—Peut-être pas d'une suprême élégance, mais solide, j'en réponds. Aux colonies, l'occasion s'est souvent présentée de faire des reconnaissances en pays perdu, et j'ai enfourché à cru bien des bêtes difficiles.

—Tant mieux!... un bon point de plus à ton actif. Tu verras comme Mlle Thérèse est belle écuyère. Elle n'a pas comme tant d'autres de talents d'agrément. Elle ne sait ni pianoter, ni roucouler rêveusement la romance à la mode, mais pour conduire une barque ou maîtriser un cheval elle défierait n'importe qui. Et ces nobles exercices du corps ne gênent en rien la grâce des mouvements. Bien au contraire. Vive la batelière et vive l'amazone!... Elle me plaît à moi, qui suis un amateur platonique parfaitement désintéressé dans cette grave question. Quelques soupirants déconfits ont bien essayé de jaser un peu sur ses franches allures quasi garçonnières, mais elle s'en moque et a bien raison. C'est une petite vaillante qui n'en fera jamais qu'à sa tête. Heureusement que la tête est bonne.


IV

Rentrés en ville vers trois heures du matin, les deux amis continuèrent à se faire part de leurs impressions.

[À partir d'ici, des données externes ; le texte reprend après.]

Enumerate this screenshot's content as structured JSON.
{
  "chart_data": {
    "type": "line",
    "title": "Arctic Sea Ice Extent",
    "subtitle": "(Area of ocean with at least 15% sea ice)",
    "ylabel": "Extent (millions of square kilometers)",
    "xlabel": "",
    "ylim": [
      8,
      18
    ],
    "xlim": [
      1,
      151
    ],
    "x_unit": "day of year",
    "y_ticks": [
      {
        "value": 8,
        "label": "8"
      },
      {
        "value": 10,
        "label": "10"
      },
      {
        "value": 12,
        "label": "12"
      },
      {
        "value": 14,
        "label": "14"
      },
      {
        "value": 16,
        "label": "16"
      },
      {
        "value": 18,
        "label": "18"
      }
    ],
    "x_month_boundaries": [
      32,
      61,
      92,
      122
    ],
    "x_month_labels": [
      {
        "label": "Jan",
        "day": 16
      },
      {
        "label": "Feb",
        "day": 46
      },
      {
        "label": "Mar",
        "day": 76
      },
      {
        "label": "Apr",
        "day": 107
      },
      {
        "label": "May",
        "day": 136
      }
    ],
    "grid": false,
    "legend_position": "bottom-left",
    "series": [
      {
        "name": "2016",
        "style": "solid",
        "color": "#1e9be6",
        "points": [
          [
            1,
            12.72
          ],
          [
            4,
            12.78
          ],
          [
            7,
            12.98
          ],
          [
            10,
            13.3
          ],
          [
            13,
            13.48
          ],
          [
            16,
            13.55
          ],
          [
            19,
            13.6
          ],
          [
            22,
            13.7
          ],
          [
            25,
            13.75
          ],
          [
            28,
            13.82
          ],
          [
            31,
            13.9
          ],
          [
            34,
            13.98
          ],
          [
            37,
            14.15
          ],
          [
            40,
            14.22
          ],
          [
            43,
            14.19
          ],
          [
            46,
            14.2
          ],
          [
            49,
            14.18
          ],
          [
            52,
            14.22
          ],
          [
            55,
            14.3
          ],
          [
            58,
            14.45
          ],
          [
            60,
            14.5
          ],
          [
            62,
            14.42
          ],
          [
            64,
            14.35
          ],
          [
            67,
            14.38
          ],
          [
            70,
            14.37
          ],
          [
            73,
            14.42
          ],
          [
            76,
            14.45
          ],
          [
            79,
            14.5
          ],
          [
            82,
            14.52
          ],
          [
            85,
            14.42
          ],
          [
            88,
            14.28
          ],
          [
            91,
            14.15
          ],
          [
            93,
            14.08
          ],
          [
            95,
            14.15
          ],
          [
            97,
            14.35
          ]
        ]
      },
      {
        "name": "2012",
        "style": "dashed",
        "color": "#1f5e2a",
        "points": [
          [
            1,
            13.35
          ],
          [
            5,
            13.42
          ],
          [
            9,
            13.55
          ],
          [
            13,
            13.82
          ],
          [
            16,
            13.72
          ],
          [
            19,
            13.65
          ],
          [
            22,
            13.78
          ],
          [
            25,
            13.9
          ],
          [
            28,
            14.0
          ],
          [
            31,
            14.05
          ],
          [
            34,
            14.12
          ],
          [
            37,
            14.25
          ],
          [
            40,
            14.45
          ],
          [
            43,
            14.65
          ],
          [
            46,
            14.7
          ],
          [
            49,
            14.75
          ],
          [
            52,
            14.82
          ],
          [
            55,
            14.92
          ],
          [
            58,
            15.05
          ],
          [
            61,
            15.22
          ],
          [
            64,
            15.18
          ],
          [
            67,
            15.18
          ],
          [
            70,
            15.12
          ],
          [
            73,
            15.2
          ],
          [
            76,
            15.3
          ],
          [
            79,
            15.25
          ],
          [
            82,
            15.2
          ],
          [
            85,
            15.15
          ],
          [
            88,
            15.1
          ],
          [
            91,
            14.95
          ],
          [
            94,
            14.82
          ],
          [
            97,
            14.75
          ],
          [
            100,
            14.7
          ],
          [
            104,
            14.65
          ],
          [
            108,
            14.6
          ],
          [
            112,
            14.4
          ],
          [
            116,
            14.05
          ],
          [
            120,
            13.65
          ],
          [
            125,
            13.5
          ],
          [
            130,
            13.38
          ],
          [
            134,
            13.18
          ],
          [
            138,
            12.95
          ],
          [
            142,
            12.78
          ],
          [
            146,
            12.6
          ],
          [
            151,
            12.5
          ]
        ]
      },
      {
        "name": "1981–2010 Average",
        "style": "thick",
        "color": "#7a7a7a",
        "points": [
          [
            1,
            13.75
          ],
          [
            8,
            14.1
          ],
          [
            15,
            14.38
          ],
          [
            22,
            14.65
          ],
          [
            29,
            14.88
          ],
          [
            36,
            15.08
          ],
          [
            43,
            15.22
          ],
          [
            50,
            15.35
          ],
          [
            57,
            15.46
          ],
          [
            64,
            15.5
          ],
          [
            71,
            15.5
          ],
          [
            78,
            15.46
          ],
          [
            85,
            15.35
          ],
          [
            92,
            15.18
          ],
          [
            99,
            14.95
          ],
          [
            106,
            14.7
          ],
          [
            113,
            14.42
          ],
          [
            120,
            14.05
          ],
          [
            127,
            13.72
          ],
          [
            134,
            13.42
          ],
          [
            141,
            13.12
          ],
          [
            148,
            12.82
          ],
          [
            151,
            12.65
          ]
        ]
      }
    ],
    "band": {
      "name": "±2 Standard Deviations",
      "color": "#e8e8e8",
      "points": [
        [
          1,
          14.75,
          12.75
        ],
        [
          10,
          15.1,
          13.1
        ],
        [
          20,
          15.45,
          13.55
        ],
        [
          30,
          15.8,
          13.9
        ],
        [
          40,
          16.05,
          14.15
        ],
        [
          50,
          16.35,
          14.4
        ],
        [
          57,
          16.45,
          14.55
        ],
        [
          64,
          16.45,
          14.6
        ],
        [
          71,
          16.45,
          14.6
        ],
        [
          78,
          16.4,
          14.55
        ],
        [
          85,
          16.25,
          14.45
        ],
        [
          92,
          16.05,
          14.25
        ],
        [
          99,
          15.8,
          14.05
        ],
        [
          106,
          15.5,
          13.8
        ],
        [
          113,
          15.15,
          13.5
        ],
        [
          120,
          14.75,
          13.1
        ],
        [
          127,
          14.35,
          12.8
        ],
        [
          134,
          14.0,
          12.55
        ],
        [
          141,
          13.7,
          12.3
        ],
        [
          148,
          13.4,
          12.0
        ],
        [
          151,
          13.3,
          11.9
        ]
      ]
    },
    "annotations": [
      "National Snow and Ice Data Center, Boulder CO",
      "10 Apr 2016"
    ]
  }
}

Couchés dans une grande chambre à deux lits comme d'anciens camarades, après avoir soufflé leurs bougies, enveloppés de larges draps fleurant la bonne lessive de province, ils prolongèrent dans l'obscurité leur intime causerie à l'horizontale.

Georges Paulet ne pouvait parvenir à fermer l'oeil, et ne tarissait pas sur les trésors de jeunesse, d'élégance, d'esprit et de beauté de la petite fée de Saint-Christophe.

—A propos, explique-moi donc pourquoi sa mère l'appelle Thérèse et son père Mésange?

—Un surnom qu'elle mérite bien et qu'on lui a donné quand elle avait cinq ou six ans, à cause de sa gentillesse et de sa vivacité.... Elle ne tenait jamais en place, pas plus que le petit oiseau bleu cendré de nos jardins fruitiers.